Crowley y Wiggins siguieron adelante con el plan. Y ella los secundó.

Pero a la vez empezó a buscar alternativas.

Durante un tiempo fue descorazonador, porque no parecía haber ninguna.

El detective y su hermano iban siguiendo sus pasos. Quizá ayudados por el traidor, aunque era difícil de saber; la criatura era sutil y prudente. Raras veces se dejaba ver y los rastros que dejaba de su paso no siempre eran claros. Luego el hermano murió, pero eso no terminó la persecución: Sherlock Holmes continuó la tarea de Mycroft, ahora en solitario y cada vez parecía estar más cerca de ellos. Sabía mucho y, con el tiempo, aprendería mucho más. Era listo, era implacable y nada lo detendría.

Crowley no estaba preocupado por ello. Ni parecía estarlo Wiggins. Uno estaba demasiado absorto en su odio; el otro era incapaz de pensar en el fracaso. Ella, en cambio…

– Tenemos que buscar una alternativa -les decía.

Pero ellos sólo respondían:

– ¿Para qué? No debemos dispersar nuestros esfuerzos. Todo va según lo previsto.

– Todo iba según lo previsto las veces anteriores. Pero al final algo salió mal. -Hizo una pausa y dijo en voz alta lo que su memoria le había estado repitiendo durante tanto tiempo-. Nunca te lo juegues todo a una sola carta.

– Hermana -le contestó Crowley-, ten cuidado.
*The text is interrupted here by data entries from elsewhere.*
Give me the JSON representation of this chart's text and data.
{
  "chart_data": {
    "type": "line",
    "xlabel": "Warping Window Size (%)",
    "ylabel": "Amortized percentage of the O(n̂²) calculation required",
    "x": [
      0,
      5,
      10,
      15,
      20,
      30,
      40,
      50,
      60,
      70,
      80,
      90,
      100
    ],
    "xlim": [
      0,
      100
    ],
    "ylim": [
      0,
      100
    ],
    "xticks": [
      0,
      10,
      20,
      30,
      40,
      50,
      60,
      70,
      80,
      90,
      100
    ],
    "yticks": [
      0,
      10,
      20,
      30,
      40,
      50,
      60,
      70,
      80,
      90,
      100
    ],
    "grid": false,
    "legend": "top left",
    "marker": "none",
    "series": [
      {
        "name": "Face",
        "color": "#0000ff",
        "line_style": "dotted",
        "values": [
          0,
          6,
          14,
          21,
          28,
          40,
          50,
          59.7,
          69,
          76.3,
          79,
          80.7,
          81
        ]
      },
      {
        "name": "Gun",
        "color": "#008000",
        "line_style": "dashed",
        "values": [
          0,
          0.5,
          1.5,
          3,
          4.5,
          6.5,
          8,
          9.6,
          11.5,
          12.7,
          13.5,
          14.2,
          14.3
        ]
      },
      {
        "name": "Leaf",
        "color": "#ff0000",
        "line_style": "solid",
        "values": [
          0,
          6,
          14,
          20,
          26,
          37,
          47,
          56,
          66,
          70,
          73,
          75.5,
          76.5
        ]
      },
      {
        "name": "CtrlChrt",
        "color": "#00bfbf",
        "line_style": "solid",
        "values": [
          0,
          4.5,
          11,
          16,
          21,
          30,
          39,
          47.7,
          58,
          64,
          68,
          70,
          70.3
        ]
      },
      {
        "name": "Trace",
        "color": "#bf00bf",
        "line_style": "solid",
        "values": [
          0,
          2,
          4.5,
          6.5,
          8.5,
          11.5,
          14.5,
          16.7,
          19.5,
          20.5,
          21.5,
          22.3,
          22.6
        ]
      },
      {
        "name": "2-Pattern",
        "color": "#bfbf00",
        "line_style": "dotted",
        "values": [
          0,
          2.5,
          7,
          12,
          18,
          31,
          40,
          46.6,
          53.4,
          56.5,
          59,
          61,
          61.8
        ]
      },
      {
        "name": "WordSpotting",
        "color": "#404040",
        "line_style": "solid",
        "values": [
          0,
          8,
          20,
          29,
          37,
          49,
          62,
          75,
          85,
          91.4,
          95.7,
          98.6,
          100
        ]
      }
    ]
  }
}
Las mentes de los cuerpos que poseemos pueden ser una ayuda, pero son peligrosas.

– Es cierto -dijo Wiggins-. Miradme a mí, si no.

Esbozó una sonrisa torcida.

– Sé lo que me digo -insistía ella-. No debemos jugárnoslo todo a una sola carta.

Pero ellos no escuchaban.

Bueno, hermana, es normal. Los hombres nunca lo hacen, le respondió otro recuerdo de la Anni Jaeger que ya no existía.

Así que siguió buscando. Inútilmente, por lo que parecía.

Y luego apareció él. Como un relámpago. Más rápido que una bala. Más poderoso que una locomotora. Capaz de superar un rascacielos de un solo salto. Había irrumpido en la biblioteca y había salvado a Holmes de lo que parecía una muerte segura. Luego lo había acompañado en su viaje para ver al hijo de Lovecraft, para encontrar el libro que ellos necesitaban.

– No es humano -había dicho Crowley-. No es de este mundo. Sin embargo, es este mundo lo que le da sus habilidades.

Wiggins había asentido hoscamente, mientras se preparaba para seguir a Holmes y al superhombre al universo crepuscular en el que los aliados del hijo de Lovecraft habían ocultado su tercera parte del libro. El dispositivo espía que habían conseguido instalar en el bastón del detective les informó de las conclusiones a las que éste llegaba sobre la naturaleza de aquella criatura extraña: no era de aquel mundo, y el bajel en el que viajaba por el espacio se había estrellado en la Tierra. En un lugar preciso y concreto.